Une fois sur scène, tour à tour, Bernard Breuse, Miguel Decleire et Stephane Olivier prennent place sur la chaise de l’accusé. L’intéressé est mis sur la sellette et est contraint de partager son point de vue et répondre aux questions des deux autres qui le mettent face à ses privilèges. Stéphane Oliver « souffre » de sa position de dominant, il n’a rien demandé. Bernard Breuse, amateur de littérature, ne possède et ne lit quasiment que des auteurs masculins. Il connait, par ailleurs Linda Lovelace, star du porno, mais pas Ada Lovelace, pionnière de l’informatique.

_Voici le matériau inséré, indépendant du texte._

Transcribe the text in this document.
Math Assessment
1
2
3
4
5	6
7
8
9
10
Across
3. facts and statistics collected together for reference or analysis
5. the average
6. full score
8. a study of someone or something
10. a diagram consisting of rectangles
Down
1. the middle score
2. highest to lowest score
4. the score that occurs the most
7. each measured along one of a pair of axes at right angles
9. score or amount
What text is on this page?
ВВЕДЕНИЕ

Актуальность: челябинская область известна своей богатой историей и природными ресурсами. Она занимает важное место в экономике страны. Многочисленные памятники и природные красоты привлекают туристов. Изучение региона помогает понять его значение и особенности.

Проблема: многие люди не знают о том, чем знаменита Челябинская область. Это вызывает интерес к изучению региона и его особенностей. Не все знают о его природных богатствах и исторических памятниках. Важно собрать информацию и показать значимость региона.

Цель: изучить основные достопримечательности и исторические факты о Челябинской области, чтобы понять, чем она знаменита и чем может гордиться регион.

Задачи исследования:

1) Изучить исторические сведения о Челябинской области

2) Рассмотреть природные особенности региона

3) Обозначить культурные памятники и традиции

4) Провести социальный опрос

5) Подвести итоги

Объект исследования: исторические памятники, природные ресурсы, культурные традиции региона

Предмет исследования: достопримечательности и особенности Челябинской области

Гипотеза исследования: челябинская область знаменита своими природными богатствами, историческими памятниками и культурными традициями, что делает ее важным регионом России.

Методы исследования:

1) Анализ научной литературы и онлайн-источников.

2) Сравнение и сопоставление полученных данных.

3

Miguel Decleire nous parle, lui, de sa relation avec sa pharmacienne voilée, et l’hésitation qu’il aurait, par exemple, à lui demander des préservatifs…

Le spectacle est largement basé sur l’improvisation et les échanges avec le public. Il est donc différent chaque soir. À de nombreuses reprises les comédiens parlent de certains propos échangés avec le public lors de représentations précédentes. La pratique est étonnante, novatrice et prometteuse elle aussi, mais elle a des failles.

Le samedi 23 mars, le public n’était pas très réactif, ce qui semble avoir quelque peu déstabilisé les comédiens. L’entièreté du spectacle a donc été lourd et lent. Le manque de réactivité du public a également eu un effet sur les propos et les thèmes abordés. De la part des comédiens, on reste dans des discours habituels de personnes « dominantes » sans toujours chercher à déconstruire et entrer dans les détails. On passe de thématique en thématique, voulant brosser un panorama assez large mais en restant finalement toujours en surface. Attendait-on du public de réagir, creuser, gratter ou piquer ces trois hommes qui se donnent en pâture ?

Le spectacle ne semble pas finalement être le résultat d’une recherche auprès de ceux qui ont un autre point de vue sur leur position. Nous ne sommes pas dans un discours clair mais toujours en phase de réflexion. C’est en soi une bonne idée et un atout de laisser la parole ouverte à la réflexion mais malheureusement, dans ce cas-ci, on reste sur sa faim. On sort un peu déçu et déstabilisé par la fin abrupte du spectacle.